Unschooling can come across as some kind of weird cult if you try to explain it from a theoretical side first. Start with happy kids living rich, full lives and school starts to seem less of an issue.
—Meredith Novak

"How do you respond to family members?"
photo by Sandra Dodd, of Dodd kids and paternal grandmother, early 1990s

Thursday, May 2, 2024

Scattering to learn


Part of a 2004 description of our unschooling home, when three kids and their friends were here:

They come here and we’re working a puzzle or building something and they’ll get into that, too. It’s fun. We do things that are just fun. You can hardly walk by without picking it up and messing with it, too.

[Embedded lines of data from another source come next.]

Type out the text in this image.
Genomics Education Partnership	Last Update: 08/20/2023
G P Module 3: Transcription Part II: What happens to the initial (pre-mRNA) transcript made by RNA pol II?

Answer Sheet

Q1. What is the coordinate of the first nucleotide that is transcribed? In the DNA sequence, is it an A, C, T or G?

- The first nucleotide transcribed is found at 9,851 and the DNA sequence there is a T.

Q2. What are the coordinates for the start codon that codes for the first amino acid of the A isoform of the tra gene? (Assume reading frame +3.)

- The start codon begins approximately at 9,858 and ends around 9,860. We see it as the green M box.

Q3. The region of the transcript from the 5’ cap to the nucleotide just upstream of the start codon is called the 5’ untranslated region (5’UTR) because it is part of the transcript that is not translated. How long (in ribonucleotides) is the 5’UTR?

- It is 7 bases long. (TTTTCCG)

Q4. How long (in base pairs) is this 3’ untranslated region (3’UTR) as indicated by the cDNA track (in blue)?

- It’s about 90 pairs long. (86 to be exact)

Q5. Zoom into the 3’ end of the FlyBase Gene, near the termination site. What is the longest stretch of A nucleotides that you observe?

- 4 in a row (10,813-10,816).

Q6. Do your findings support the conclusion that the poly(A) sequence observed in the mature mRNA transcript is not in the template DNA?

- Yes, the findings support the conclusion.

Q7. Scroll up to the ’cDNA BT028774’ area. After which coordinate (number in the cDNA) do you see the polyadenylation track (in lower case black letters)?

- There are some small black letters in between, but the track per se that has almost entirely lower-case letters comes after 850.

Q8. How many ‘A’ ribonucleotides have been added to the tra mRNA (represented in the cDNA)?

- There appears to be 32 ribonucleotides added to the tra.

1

Sometimes, someone—my husband and one of the kids—will be doing something in one room and in the next room, some other friends are over and they are playing a video game and in another room or outside, another kid and somebody else are doing something else.

That also is the idea of the open classroom. Their ideal was not to be sitting at desks reading but to sit in a soft place, in a dark place, in a private place or wherever you wanted to, to read. So they tried to have interesting places where kids could get away from the other kids.


Sound file and transcript, of "Improving Unschooling" interview:
SandraDodd.com/radiotranscript
photo by Destiny Dodd, of Kirby Dodd and their daughter, Kirby Dodd.

Wednesday, May 1, 2024

Principles instead of rules

The idea of living by principles has come up before and will come up again. When I first started playing with the idea, in preparation for a conference presentation, I was having a hard time getting even my husband and best friends to understand it. Really bright people local to me, parents, looked at me blankly and said "principles are just another word for rules."

I was determined to figure out how to explain it, but it's still not simple to describe or to accept, and I think it's because our culture is filled with rules, and has little respect for the idea of "principles." It seems moralistic or spiritual to talk about a person's principles, or sometimes people who don't see it that way will still fear it's about to get philosophical and beyond their interest or ability.

Rules are things like "Never hit the dog," and "Don't talk to strangers."

Principles are more like "Being gentle to the dog is good for the dog and good for you too," or "People you don't know could be dangerous." They are not "what to do." They are "how do you decide?" and "why?" in the realm of thought and decision making.

The answer to most questions is "it depends."

What it depends on often has to do with principles.